Minority and constructed languages — Esperanto, regional languages, endangered indigenous languages — survive because communities keep choosing to use them, and today that means showing up consistently on social media. But the organizations doing this work are almost always volunteer-run, with real, more consequential organizational work competing for the same few hours. As president of TEJO (Tutmonda Esperantista Junulara Organizo — World Esperanto Youth Organization), I watched good campaigns stall not for lack of ideas, but because nobody had 45 minutes to open a design tool, re-check the brand guidelines, and export three different sizes for three different platforms. That's a solvable problem, and it's the same problem facing every small language community doing this work with no design budget and no staff. We built this to solve it for Esperanto first, but the actual problem — and the actual fix — is generic to any minority language organization.

What it does

A team member posts a request in Slack — a language-learning tip, an event announcement, a "phrase of the week" — tags the bot, and gets back three ready-to-post designs sized for the web, square social platforms, and Instagram, each one automatically checked against the organization's brand guidelines before it ever reaches a human. No design software, no manual resizing, no one needing to remember what the brand colors are. What used to require someone with design skills and free time now takes one Slack message, which matters enormously for organizations that have neither to spare.

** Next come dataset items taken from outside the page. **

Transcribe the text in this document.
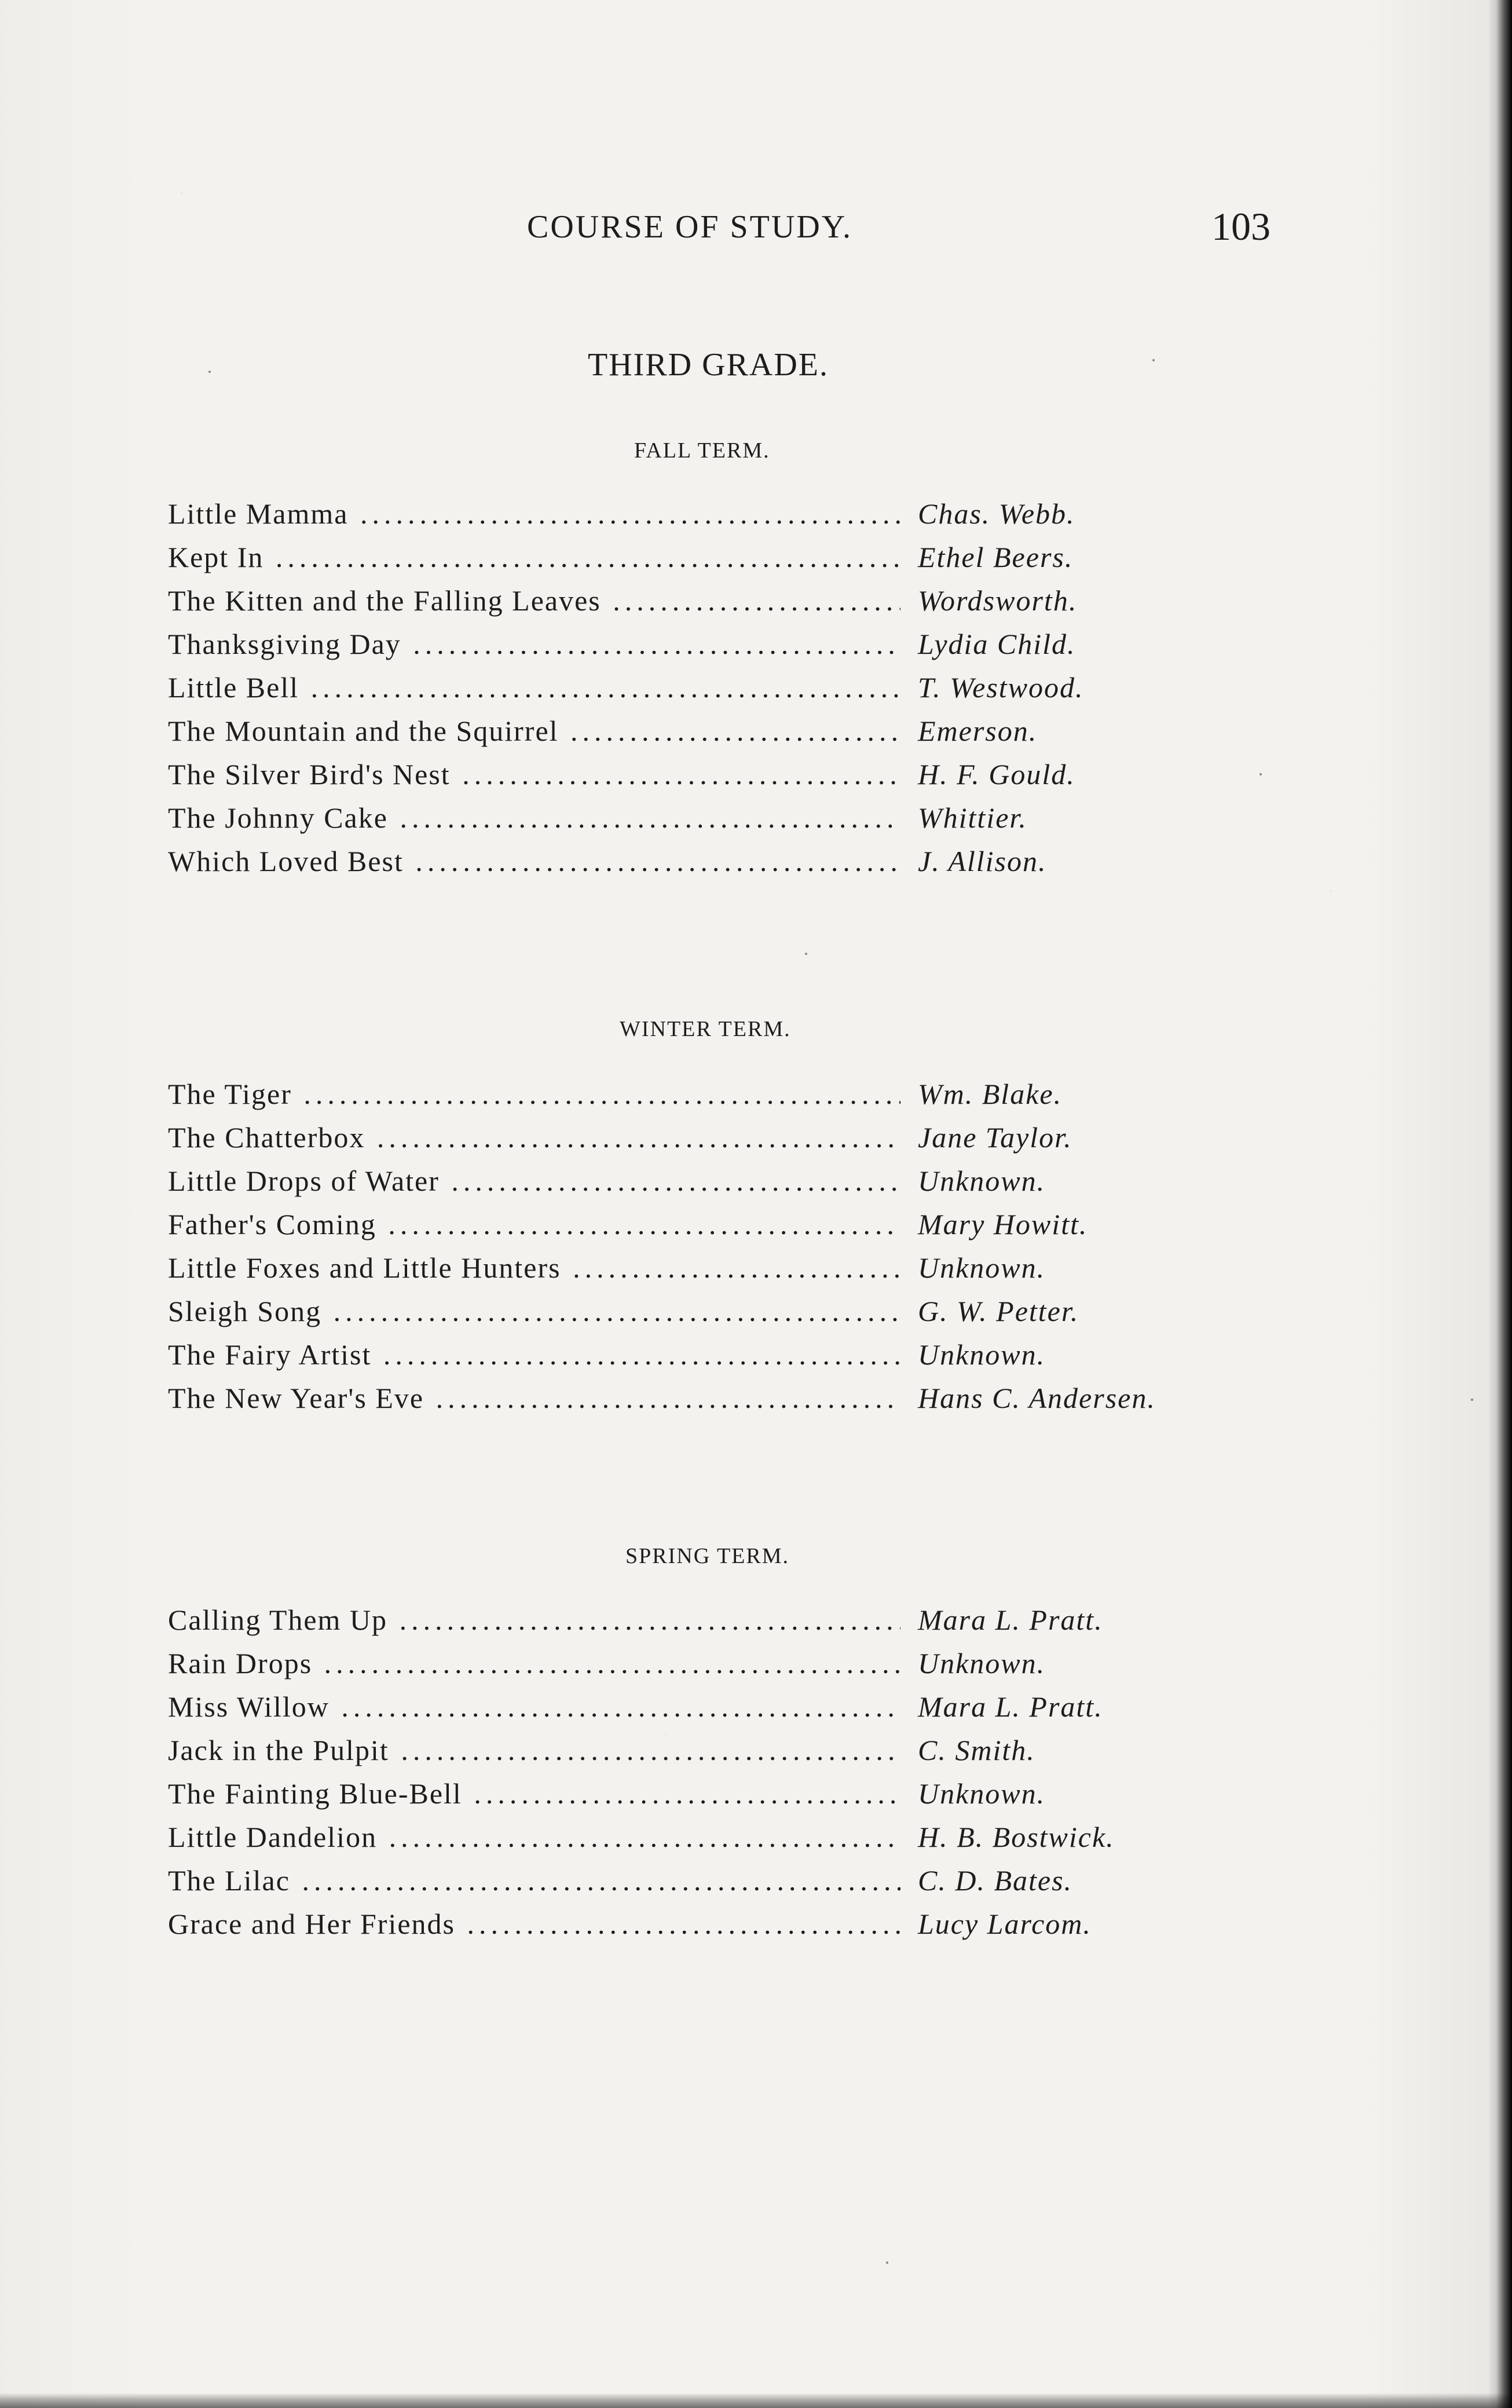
COURSE OF STUDY.	103
THIRD GRADE.
FALL TERM.
Little Mamma .....	Chas. Webb.
Kept In .....	Ethel Beers.
The Kitten and the Falling Leaves .....	Wordsworth.
Thanksgiving Day .....	Lydia Child.
Little Bell .....	T. Westwood.
The Mountain and the Squirrel .....	Emerson.
The Silver Bird's Nest .....	H. F. Gould.
The Johnny Cake .....	Whittier.
Which Loved Best .....	J. Allison.
WINTER TERM.
The Tiger .....	Wm. Blake.
The Chatterbox .....	Jane Taylor.
Little Drops of Water .....	Unknown.
Father's Coming .....	Mary Howitt.
Little Foxes and Little Hunters .....	Unknown.
Sleigh Song .....	G. W. Petter.
The Fairy Artist .....	Unknown.
The New Year's Eve .....	Hans C. Andersen.
SPRING TERM.
Calling Them Up .....	Mara L. Pratt.
Rain Drops .....	Unknown.
Miss Willow .....	Mara L. Pratt.
Jack in the Pulpit .....	C. Smith.
The Fainting Blue-Bell .....	Unknown.
Little Dandelion .....	H. B. Bostwick.
The Lilac .....	C. D. Bates.
Grace and Her Friends .....	Lucy Larcom.
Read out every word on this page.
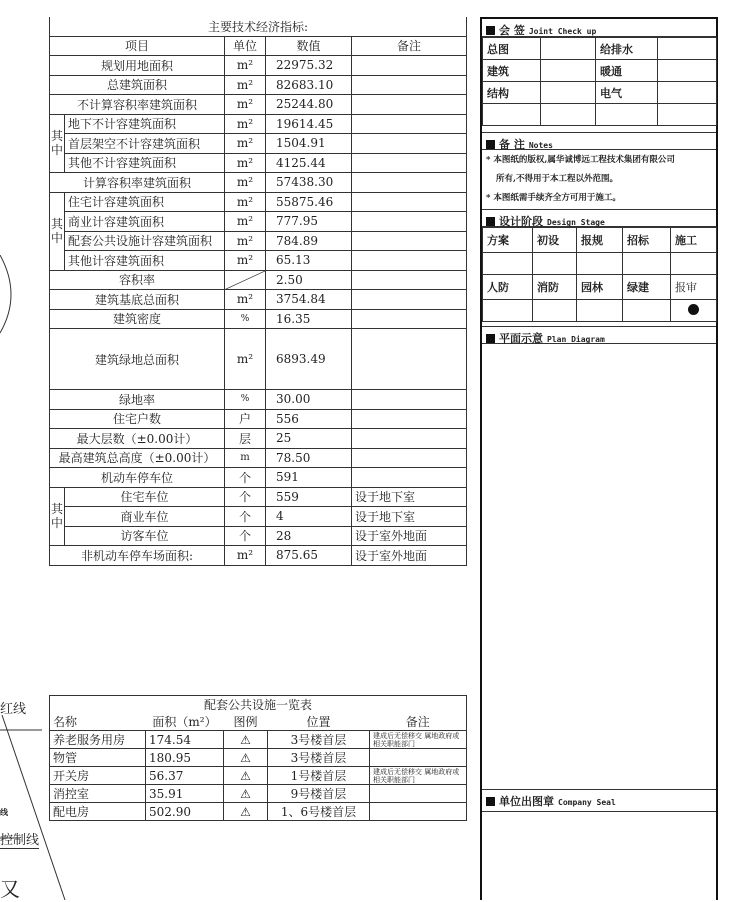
红线
线
控制线
又
主要技术经济指标:				
项目		单位	数值	备注
规划用地面积		m²	22975.32	
总建筑面积		m²	82683.10	
不计算容积率建筑面积		m²	25244.80	
其中	地下不计容建筑面积	m²	19614.45	
	首层架空不计容建筑面积	m²	1504.91	
	其他不计容建筑面积	m²	4125.44	
计算容积率建筑面积		m²	57438.30	
其中	住宅计容建筑面积	m²	55875.46	
	商业计容建筑面积	m²	777.95	
	配套公共设施计容建筑面积	m²	784.89	
	其他计容建筑面积	m²	65.13	
容积率			2.50	
建筑基底总面积		m²	3754.84	
建筑密度		%	16.35	
建筑绿地总面积		m²	6893.49	
绿地率		%	30.00	
住宅户数		户	556	
最大层数（±0.00计）		层	25	
最高建筑总高度（±0.00计）		m	78.50	
机动车停车位		个	591	
其中	住宅车位	个	559	设于地下室
	商业车位	个	4	设于地下室
	访客车位	个	28	设于室外地面
非机动车停车场面积:		m²	875.65	设于室外地面
配套公共设施一览表				
名称	面积（m²）	图例	位置	备注
养老服务用房	174.54	⚠	3号楼首层	建成后无偿移交 属地政府或相关职能部门
物管	180.95	⚠	3号楼首层	
开关房	56.37	⚠	1号楼首层	建成后无偿移交 属地政府或相关职能部门
消控室	35.91	⚠	9号楼首层	
配电房	502.90	⚠	1、6号楼首层	
会 签 Joint Check up
总图		给排水	
建筑		暖通	
结构		电气	

备 注 Notes
* 本图纸的版权,属华诚博远工程技术集团有限公司
所有,不得用于本工程以外范围。
* 本图纸需手续齐全方可用于施工。
设计阶段 Design Stage
方案	初设	报规	招标	施工

人防	消防	园林	绿建	报审

平面示意 Plan Diagram
单位出图章 Company Seal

At the moment, the bot is focused for our community, but could be easily adapted for other similar communities.

How we built it

A Google ADK multi-agent Workflow, connected to Slack via Socket Mode so it runs entirely from a volunteer's laptop or a free-tier VM with no public server required — an important constraint for organizations with no infrastructure budget:

A preparation agent reads the org's brand guidelines and logo set, and turns a plain-language request into a structured design brief. A design agent generates all three platform sizes as self-contained HTML/CSS, pulling free CC0 imagery and embedding the org's logo. An evaluator agent independently checks every generated file against the brand guidelines and sends it back for revision if anything's off — so quality control doesn't depend on a volunteer catching mistakes. A Slack agent delivers the finished designs straight into the requesting thread .

Challenges we ran into

The core challenge was making the output actually trustworthy on brand . That's why the evaluator-and-redo loop exists: compliance is enforced automatically..

Accomplishments that we're proud of

To build this in just a couple of days.

What we learned

A lot about MCP and Slack integration.

What's next for social media posts for minority languages

We want to further develop it and expand it to be useful not only for esperanto, but also for other minority languages and other similar organizations.